Net income climbed to C$326 million ($248.7 million), or C$1.13 a share, from C$244 million, or 85 Canadian cents, in the year-earlier period, Canadian National said in a statement. Revenue increased 14 percent to C$1.67 billion as grain revenue rose 45 percent. Profit before taxes and interest rose 32 percent to C$575 million, or 34.5 cents per dollar of sales.
Canadian National, the first major North American railway to report quarterly results, was 35 percent more efficient than second-ranked Norfolk Southern Corp. in the first quarter, based on a comparison of pretax profit margins. Canadian National, based in Montreal, kept 27.5 cents of each dollar of sales in the first quarter, compared with Norfolk Southern’s 20.4 cents.

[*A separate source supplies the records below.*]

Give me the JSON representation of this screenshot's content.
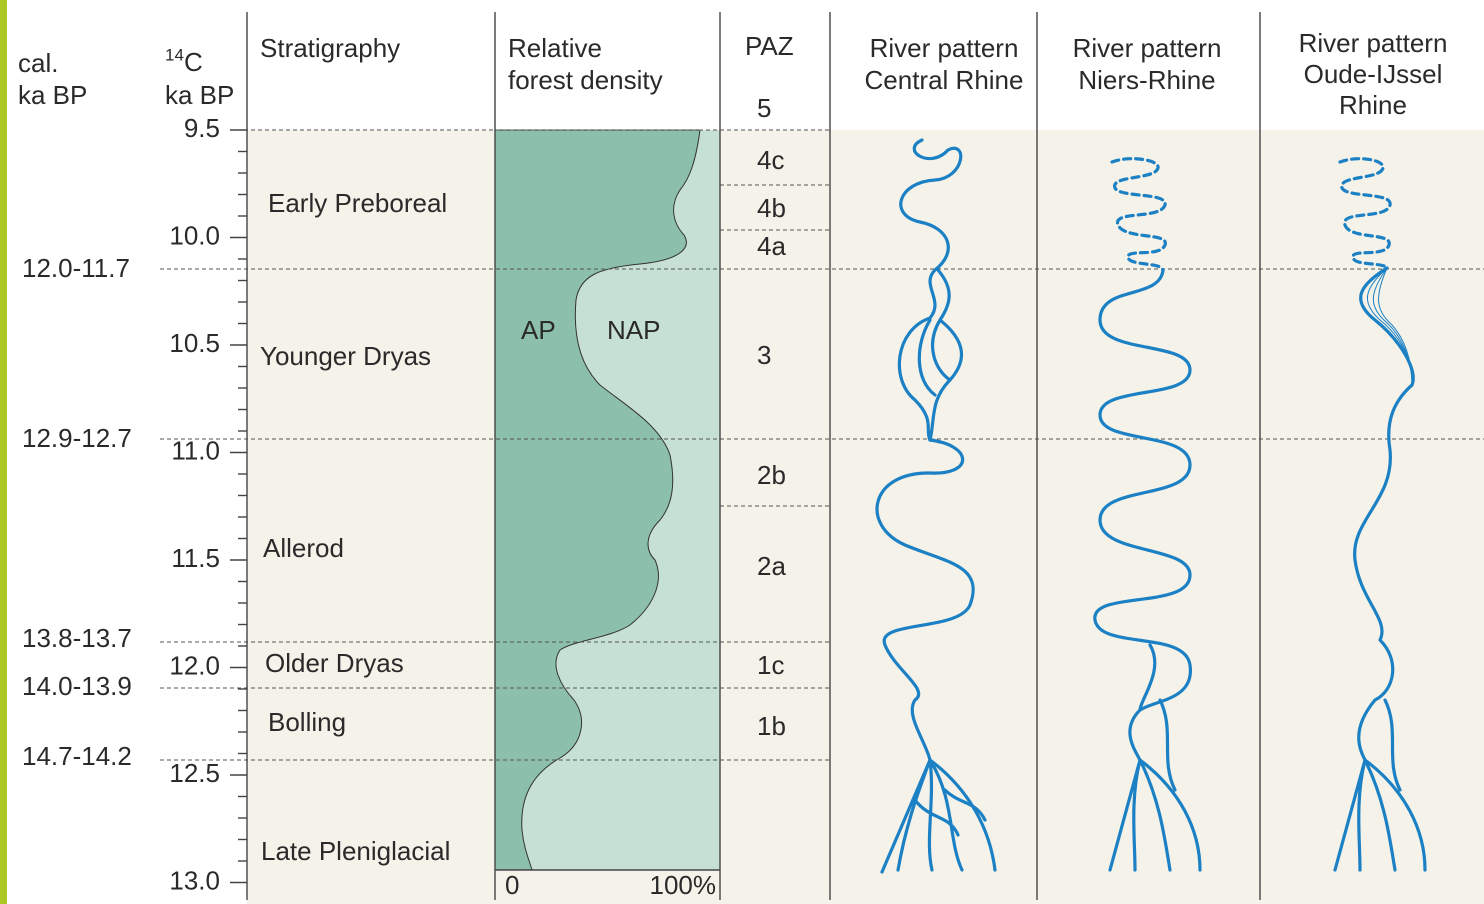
{
  "headers": {
    "cal": [
      "cal.",
      "ka BP"
    ],
    "c14": {
      "sup": "14",
      "main": "C",
      "unit": "ka BP"
    },
    "stratigraphy": "Stratigraphy",
    "forest": [
      "Relative",
      "forest density"
    ],
    "paz": "PAZ",
    "rivers": [
      [
        "River pattern",
        "Central Rhine"
      ],
      [
        "River pattern",
        "Niers-Rhine"
      ],
      [
        "River pattern",
        "Oude-IJssel",
        "Rhine"
      ]
    ]
  },
  "c14_ticks": [
    "9.5",
    "10.0",
    "10.5",
    "11.0",
    "11.5",
    "12.0",
    "12.5",
    "13.0"
  ],
  "cal_labels": [
    "12.0-11.7",
    "12.9-12.7",
    "13.8-13.7",
    "14.0-13.9",
    "14.7-14.2"
  ],
  "stratigraphy": [
    "Early Preboreal",
    "Younger Dryas",
    "Allerod",
    "Older Dryas",
    "Bolling",
    "Late Pleniglacial"
  ],
  "forest": {
    "labels": [
      "AP",
      "NAP"
    ],
    "axis": [
      "0",
      "100%"
    ]
  },
  "paz": [
    "5",
    "4c",
    "4b",
    "4a",
    "3",
    "2b",
    "2a",
    "1c",
    "1b"
  ]
}
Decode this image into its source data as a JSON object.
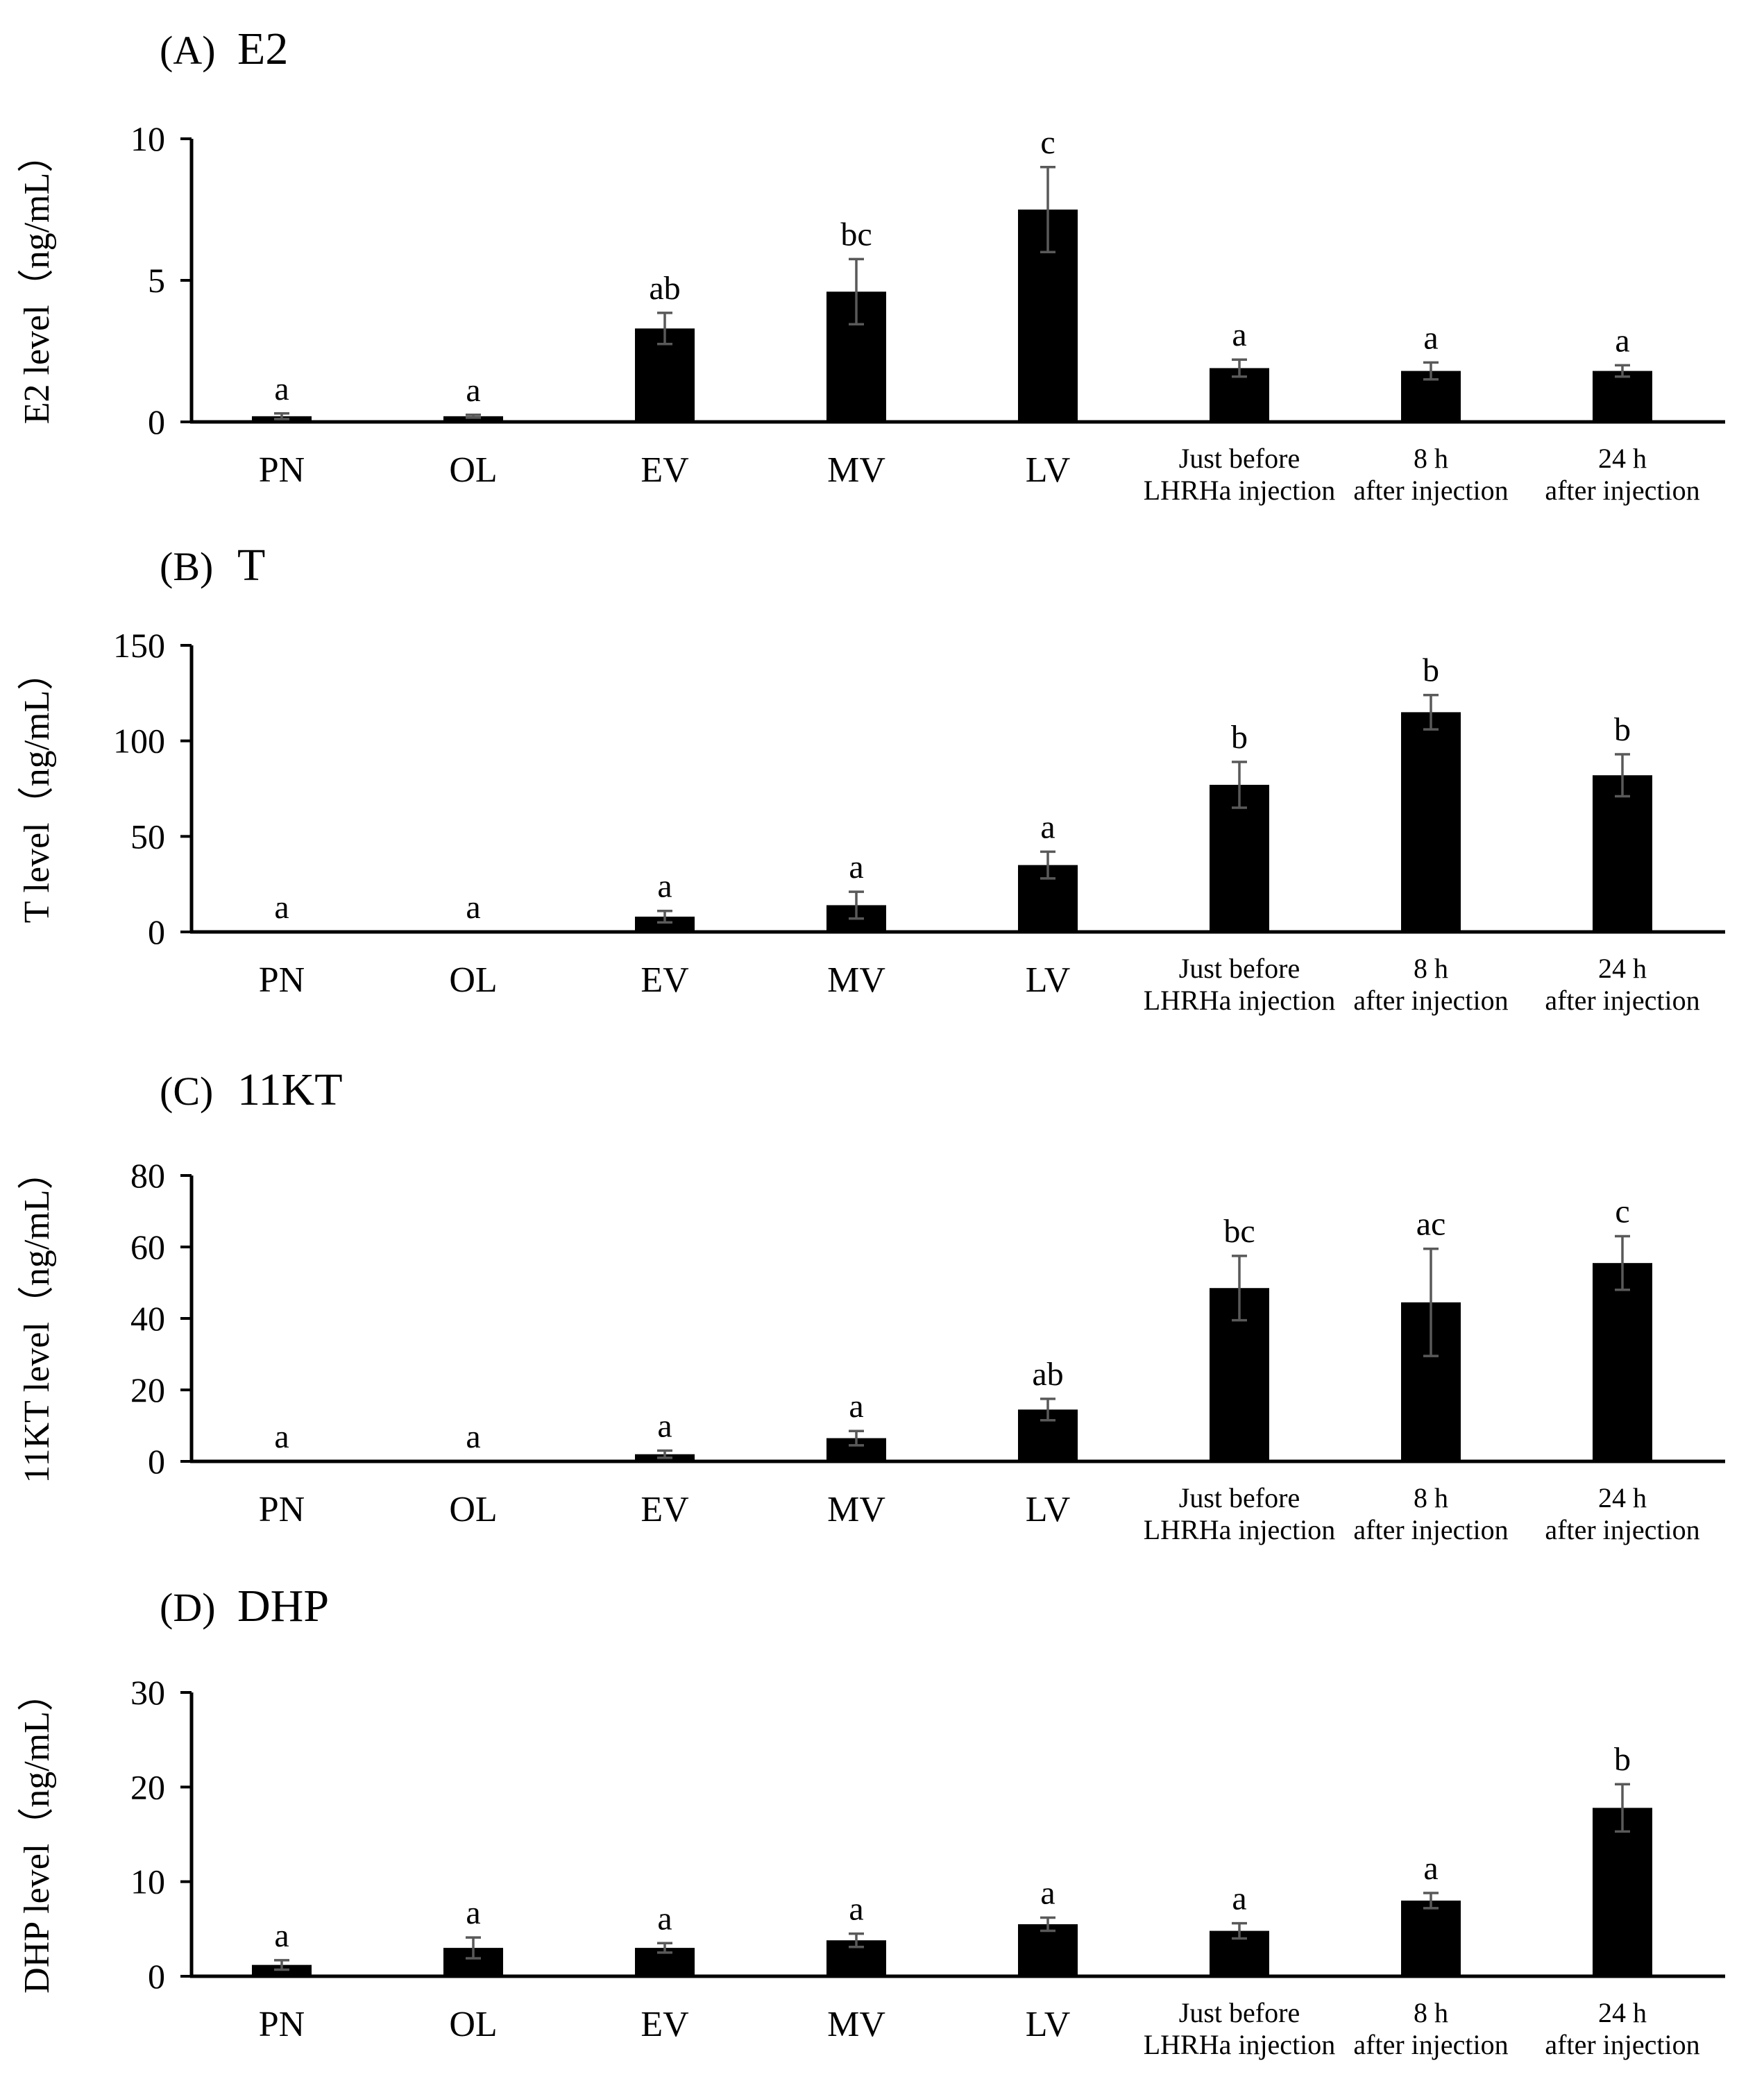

Chief Executive Hunter Harrison said in a statement that the results “reflected a comeback in Canadian grain traffic, market share gains as a result of good service” and steps to raise rates and profitability.
Canadian National’s shipments rose 12 percent, boosted by an 18 percent rise in grain and 5 percent for automobiles as the North American economy expanded, the company said. Shipments of metals and minerals rose 98 percent, reflecting the May acquisition of Great Lakes Transportation LLC, which carries taconite, a mineral used for making steel.
The results exceeded Thomson Financial’s average estimate of 98 cents based on a survey of 19 analysts. The Montreal-based company’s shares rose as much as $1, or 1.7 percent, to C$57 in early trading, and climbed 55 cents yesterday. They’ve gained 2.4 percent this year.